La Société pense qu’il serait convenable de faire lithographier d’après les observations précédentes une coupe des couches entre Beauvais et Gournay (Voyez Planche I, fig. 1).

Le tableau suivant offre l’ordre approximatif que la Société croit entrevoir dans la succession des couches observées :

Étage de la craie proprement dite Craie blanche à lits et filons de silex. (Entre Beauvais et Saint-Martin-le-Nœud.)
Craie dure ou calcaire crayeux. (Flambermont.)
Étages des sables verts Craie à grains verts (Château de Sénefontaine)
Sables verts.
Étages des sables ferrugineux Argile lie de vin bigarrée. (Epaubourg) ?
Sables quartzeux, rouges, roses et jaunâtres, avec minerais de fer. (Savignies.)
Sables blancs ou roussâtres. (À l’ouest de Savignies.)
Couches de minerai de far. (Mont Benard.)
Argile de Savignies. (Mont Benard.)
Argile à coquilles marines. (Bois de Craine, près de l’Héraulle.)
Sable ferrugineux.
Minerai de fer en grains. (Saint-Germain-la-Poterie.)
Minerai de fer coquiller (Saint-Paul.)
Sable et grès blanc à fougères. (Sablonnière de St-Paul.)
Argile. (Venancourt, Ons en Bray.) ?
Sables et grès ferrugineux. (Lafresnoy.)
Argile à foulon. (Lafresnoy.)
Argile à foulon. (Hanvoille.) ?
Étages des grès verts Argile jaunâtre. (À l’ouest d’Hanvoille.)
Grès vert. (À l’ouest d’Hanvoille.)
Lumachelle grise à grosses paludines.
Marnes et argiles grises et bleuâtres, avec des lits de lumachelles à petites huitres ou anomies. (À l’ouest d’Hanvoille et Courcelles.)
Étages des marnes à petites gryphées Marnes et argiles grises, à petites huîtres ordinaires. (Hécourt.)
Argile marneuse noirâtre à huîtres. (Hécourt.)
Lumachelle grise. À petites gryphées. (Hécourt-L
Lumachelle rougeâtre, à gryphées virgules (Plateau culminant de Senantes.)
Calcaire compacte argilifère blanc jaunâtre. (Sur le même plateau.)

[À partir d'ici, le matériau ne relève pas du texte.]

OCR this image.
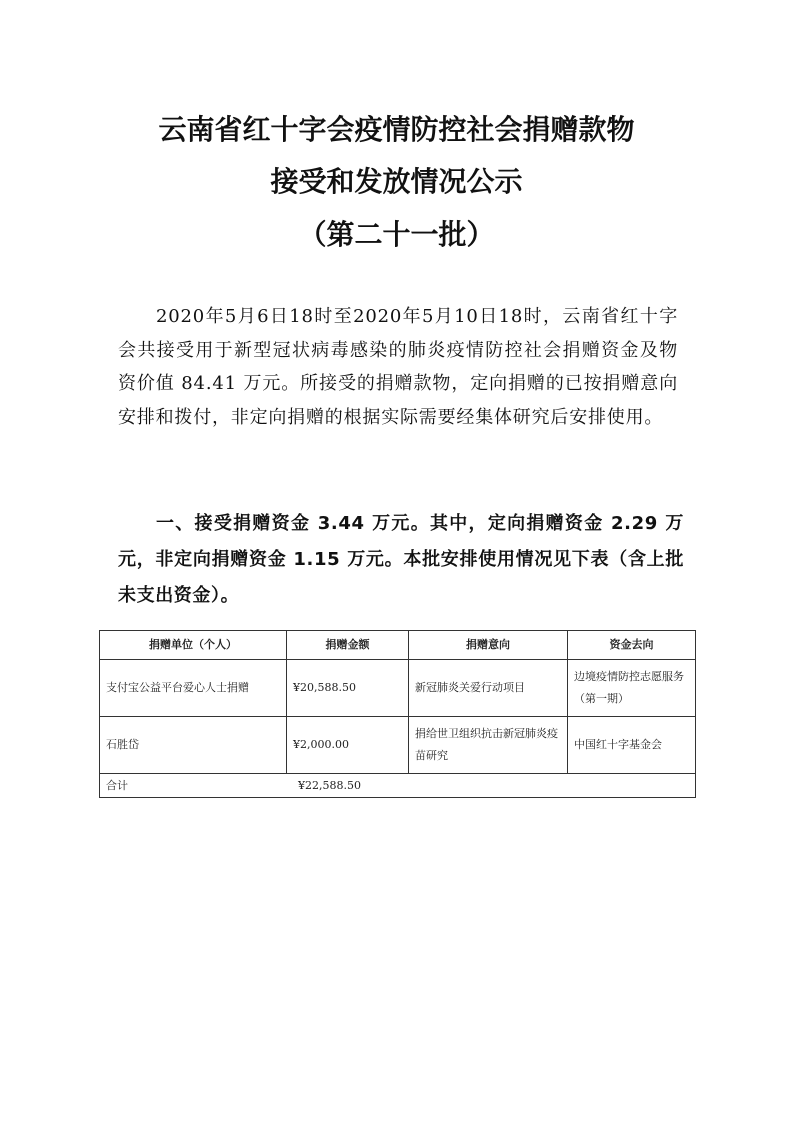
云南省红十字会疫情防控社会捐赠款物
接受和发放情况公示
（第二十一批）

2020年5月6日18时至2020年5月10日18时，云南省红十字会共接受用于新型冠状病毒感染的肺炎疫情防控社会捐赠资金及物资价值 84.41 万元。所接受的捐赠款物，定向捐赠的已按捐赠意向安排和拨付，非定向捐赠的根据实际需要经集体研究后安排使用。

一、接受捐赠资金 3.44 万元。其中，定向捐赠资金 2.29 万元，非定向捐赠资金 1.15 万元。本批安排使用情况见下表（含上批未支出资金）。

捐赠单位（个人）	捐赠金额	捐赠意向	资金去向
支付宝公益平台爱心人士捐赠	¥20,588.50	新冠肺炎关爱行动项目	边境疫情防控志愿服务（第一期）
石胜岱	¥2,000.00	捐给世卫组织抗击新冠肺炎疫苗研究	中国红十字基金会
合计 ¥22,588.50			
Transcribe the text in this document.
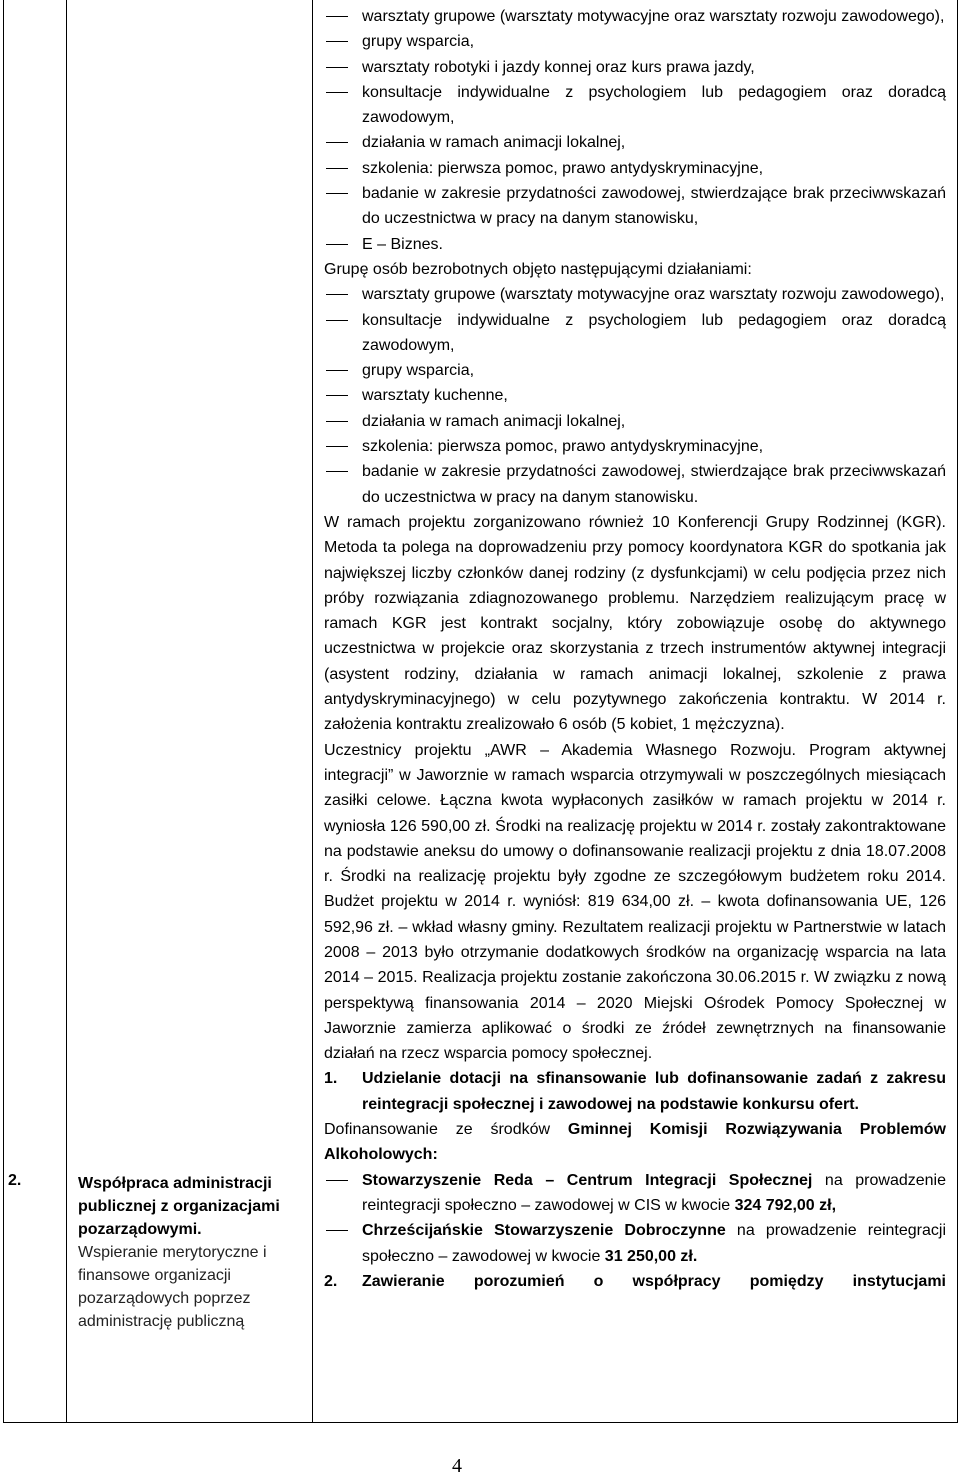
2.	Współpraca administracji publicznej z organizacjami pozarządowymi.
Wspieranie merytoryczne i finansowe organizacji pozarządowych poprzez administrację publiczną
warsztaty grupowe (warsztaty motywacyjne oraz warsztaty rozwoju zawodowego),
grupy wsparcia,
warsztaty robotyki i jazdy konnej oraz kurs prawa jazdy,
konsultacje indywidualne z psychologiem lub pedagogiem oraz doradcą zawodowym,
działania w ramach animacji lokalnej,
szkolenia: pierwsza pomoc, prawo antydyskryminacyjne,
badanie w zakresie przydatności zawodowej, stwierdzające brak przeciwwskazań do uczestnictwa w pracy na danym stanowisku,
E – Biznes.
Grupę osób bezrobotnych objęto następującymi działaniami:
warsztaty grupowe (warsztaty motywacyjne oraz warsztaty rozwoju zawodowego),
konsultacje indywidualne z psychologiem lub pedagogiem oraz doradcą zawodowym,
grupy wsparcia,
warsztaty kuchenne,
działania w ramach animacji lokalnej,
szkolenia: pierwsza pomoc, prawo antydyskryminacyjne,
badanie w zakresie przydatności zawodowej, stwierdzające brak przeciwwskazań do uczestnictwa w pracy na danym stanowisku.
W ramach projektu zorganizowano również 10 Konferencji Grupy Rodzinnej (KGR). Metoda ta polega na doprowadzeniu przy pomocy koordynatora KGR do spotkania jak największej liczby członków danej rodziny (z dysfunkcjami) w celu podjęcia przez nich próby rozwiązania zdiagnozowanego problemu. Narzędziem realizującym pracę w ramach KGR jest kontrakt socjalny, który zobowiązuje osobę do aktywnego uczestnictwa w projekcie oraz skorzystania z trzech instrumentów aktywnej integracji (asystent rodziny, działania w ramach animacji lokalnej, szkolenie z prawa antydyskryminacyjnego) w celu pozytywnego zakończenia kontraktu. W 2014 r. założenia kontraktu zrealizowało 6 osób (5 kobiet, 1 mężczyzna).
Uczestnicy projektu „AWR – Akademia Własnego Rozwoju. Program aktywnej integracji” w Jaworznie w ramach wsparcia otrzymywali w poszczególnych miesiącach zasiłki celowe. Łączna kwota wypłaconych zasiłków w ramach projektu w 2014 r. wyniosła 126 590,00 zł. Środki na realizację projektu w 2014 r. zostały zakontraktowane na podstawie aneksu do umowy o dofinansowanie realizacji projektu z dnia 18.07.2008 r. Środki na realizację projektu były zgodne ze szczegółowym budżetem roku 2014. Budżet projektu w 2014 r. wyniósł: 819 634,00 zł. – kwota dofinansowania UE, 126 592,96 zł. – wkład własny gminy. Rezultatem realizacji projektu w Partnerstwie w latach 2008 – 2013 było otrzymanie dodatkowych środków na organizację wsparcia na lata 2014 – 2015. Realizacja projektu zostanie zakończona 30.06.2015 r. W związku z nową perspektywą finansowania 2014 – 2020 Miejski Ośrodek Pomocy Społecznej w Jaworznie zamierza aplikować o środki ze źródeł zewnętrznych na finansowanie działań na rzecz wsparcia pomocy społecznej.
1. Udzielanie dotacji na sfinansowanie lub dofinansowanie zadań z zakresu reintegracji społecznej i zawodowej na podstawie konkursu ofert.
Dofinansowanie ze środków Gminnej Komisji Rozwiązywania Problemów Alkoholowych:
Stowarzyszenie Reda – Centrum Integracji Społecznej na prowadzenie reintegracji społeczno – zawodowej w CIS w kwocie 324 792,00 zł,
Chrześcijańskie Stowarzyszenie Dobroczynne na prowadzenie reintegracji społeczno – zawodowej w kwocie 31 250,00 zł.
2. Zawieranie porozumień o współpracy pomiędzy instytucjami
4
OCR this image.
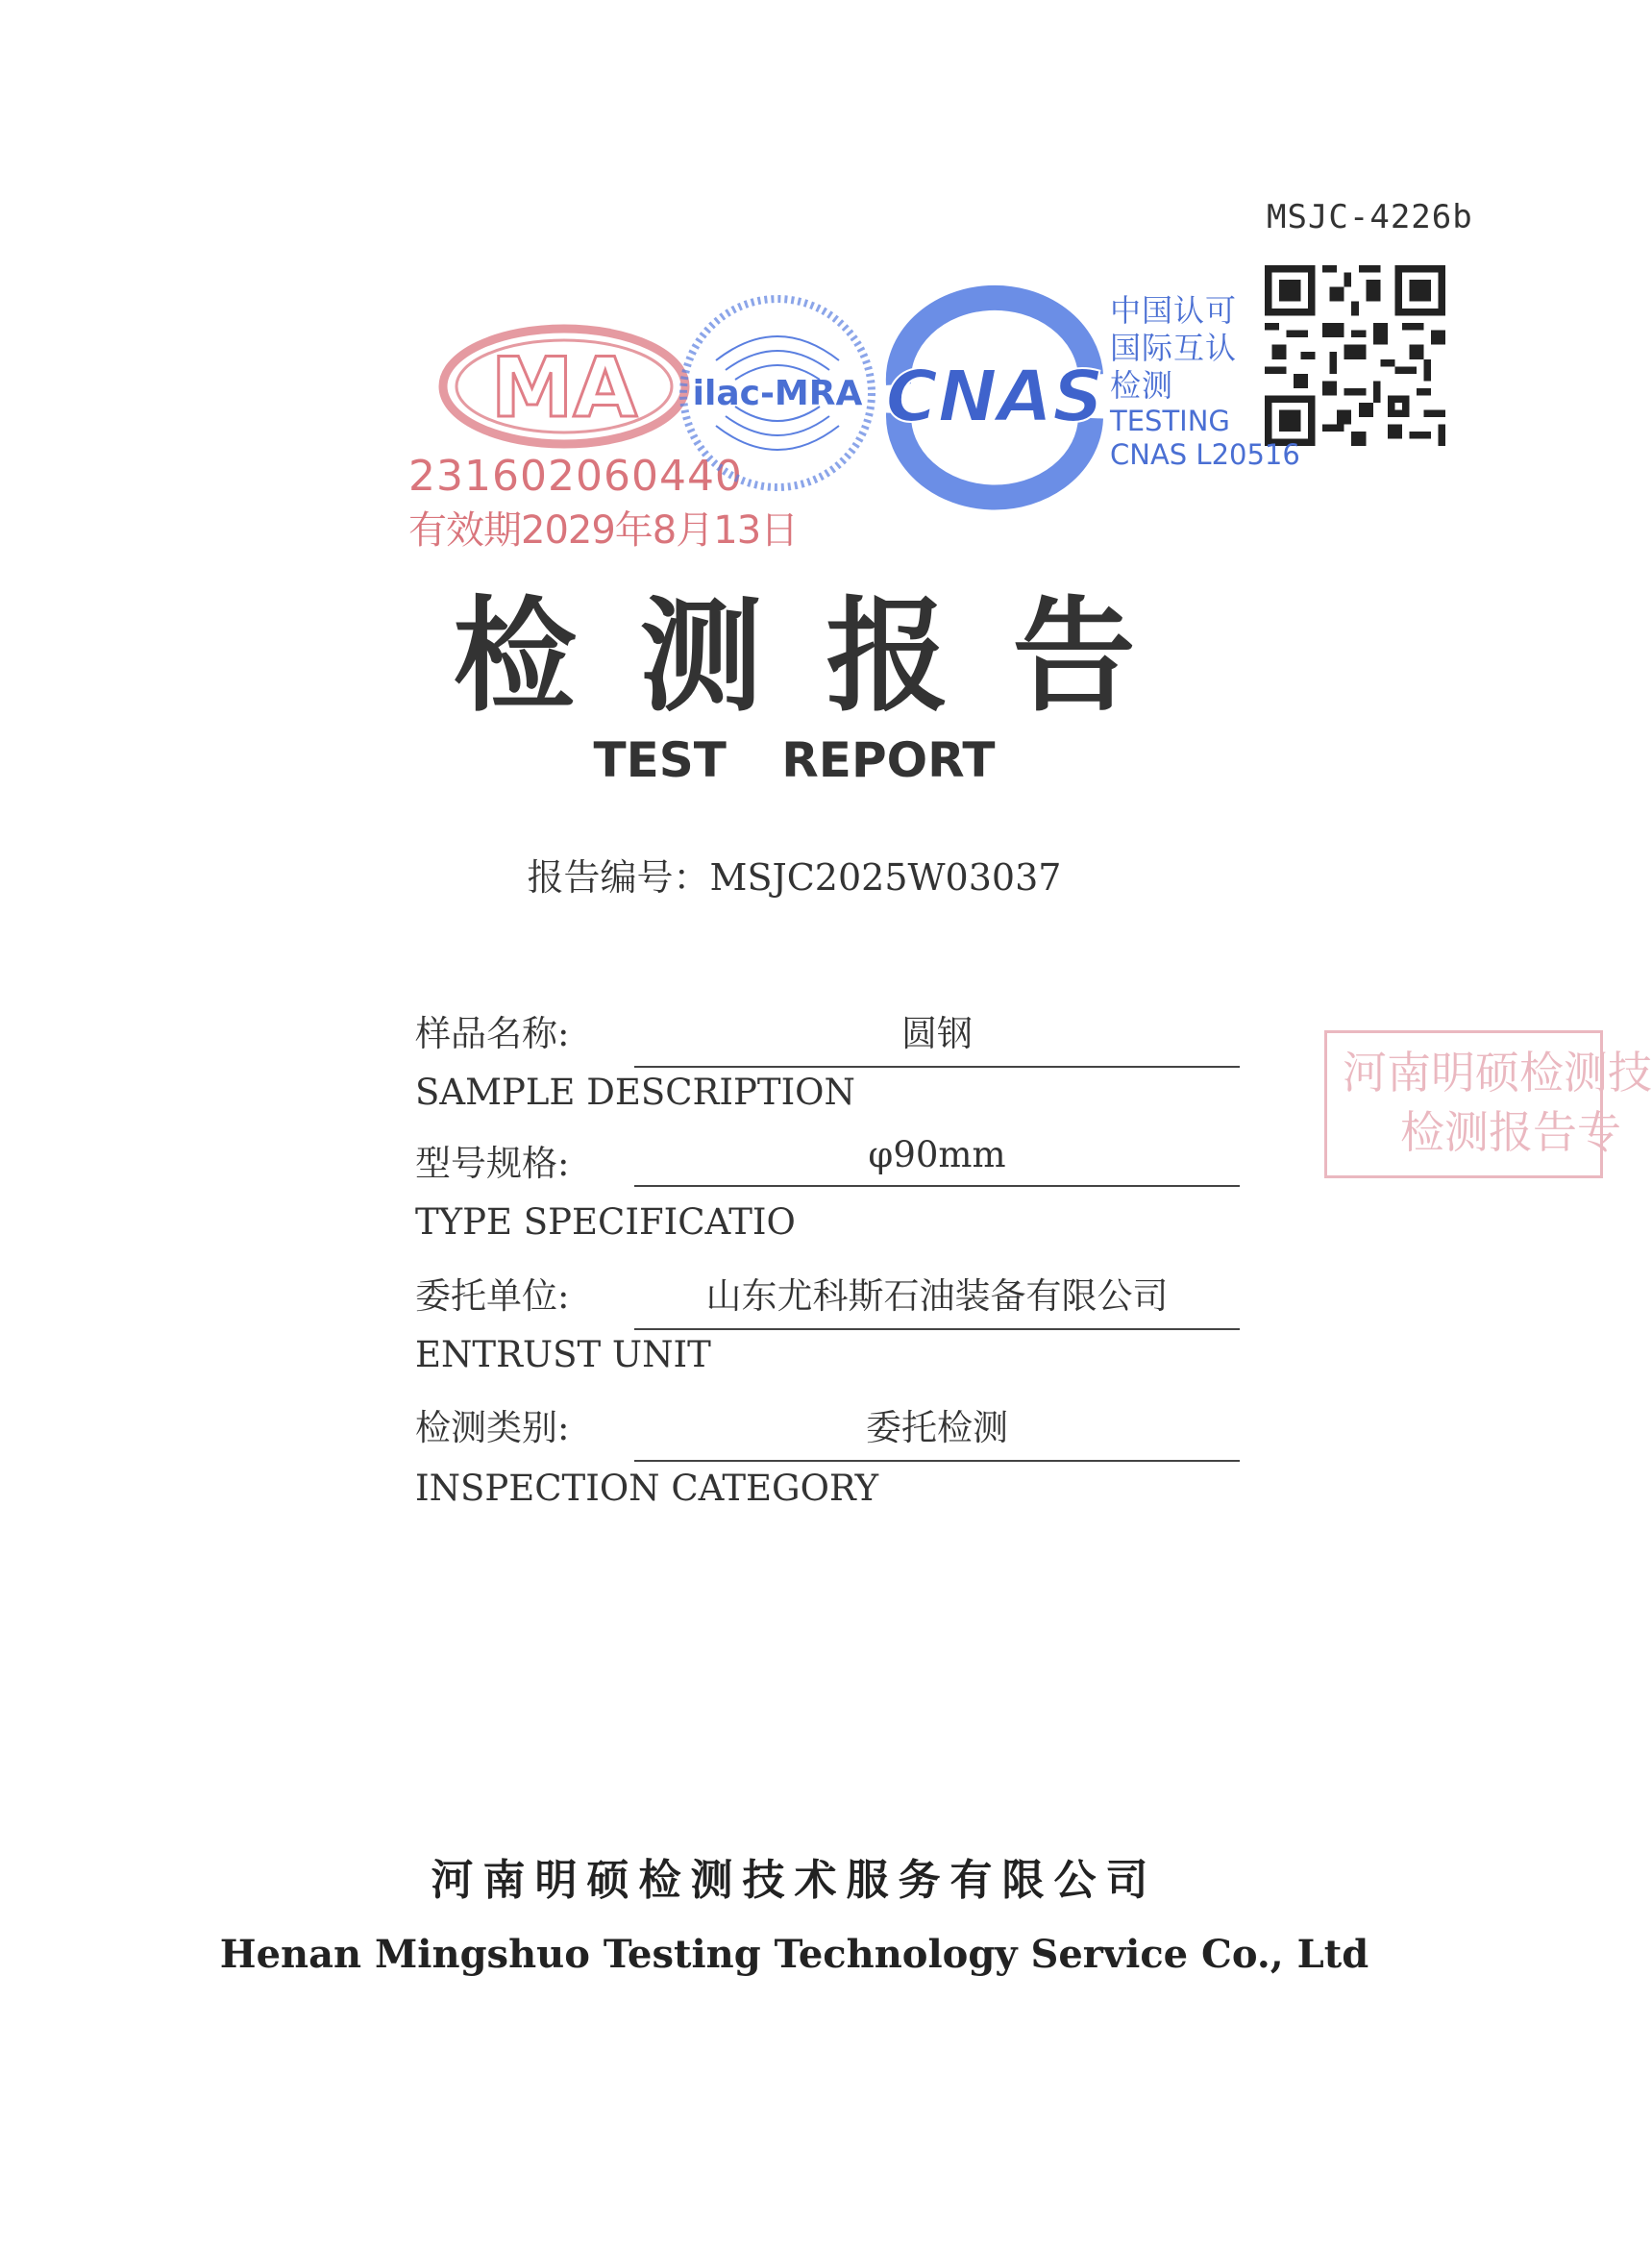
MSJC-4226b
MA
231602060440
有效期2029年8月13日
ilac-MRA CNAS
中国认可
国际互认
检测
TESTING
CNAS L20516
检测报告
TEST REPORT
报告编号：MSJC2025W03037
样品名称:	圆钢
SAMPLE DESCRIPTION
型号规格:	φ90mm
TYPE SPECIFICATIO
委托单位:	山东尤科斯石油装备有限公司
ENTRUST UNIT
检测类别:	委托检测
INSPECTION CATEGORY
河南明硕检测技
检测报告专
河南明硕检测技术服务有限公司
Henan Mingshuo Testing Technology Service Co., Ltd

Avant de se séparer, la Société charge le Bureau d’être son organe auprès de M. le préfet de l’Oise, pour le remercier d’avoir mis à la disposition de la Société une salle pour tenir ses séances.


  1. Voyez la Description des Environs de Paris, par MM. Brongniart et Cuvier ; le Précis de Statistique du département de l’Oise, par M. Graves, dans l’Annuaire pour 1829 ; et un Mémoire de M. Robert, dans les Annales des Mines, vol. VIII, 1830.